Das 9000 Jahre alte Grab einer Schamanin in Sachsen-Anhalt gab bisher viele Rätsel auf. Nun sind einem Team von Fachleuten neue Erkenntnisse dazu gelungen. „Das Grab der Schamanin ist ein Schlüsselfund, der tiefe Einblicke in die Anfänge von Spiritualität und Religion gewährt und zeigt, welche zentrale Rolle Frauen in der Vorgeschichte spielten“, sagt Landesarchäologe Harald Meller, der das Projekt koordiniert.

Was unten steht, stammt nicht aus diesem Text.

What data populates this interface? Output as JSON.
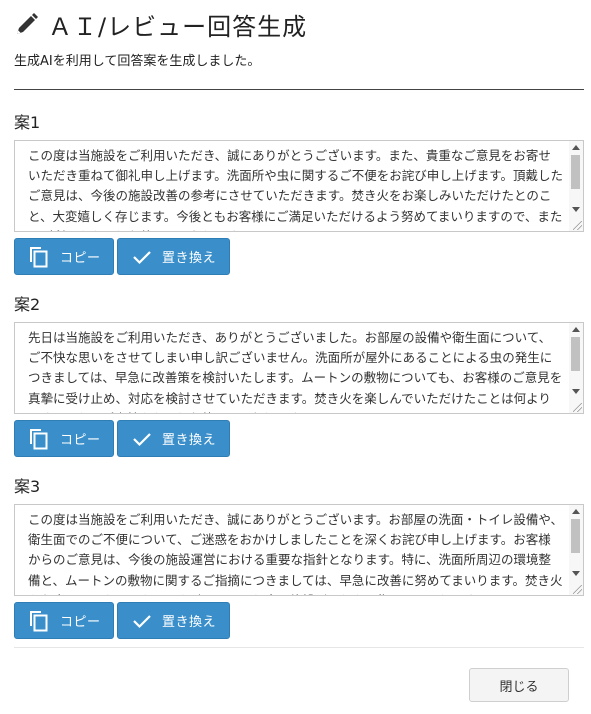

„Dank detektivischer Arbeit vieler Wissenschaftler können wir das Schicksal und Aussehen einer einzigartigen Frau rekonstruieren.“ Die Ergebnisse präsentiert er in dem gemeinsam mit dem Historiker Kai Michel geschriebenen Buch „Das Rätsel der Schamanin. Eine Reise zu unseren archäologischen Anfängen“, das am 18. Oktober bei Rowohlt erscheint.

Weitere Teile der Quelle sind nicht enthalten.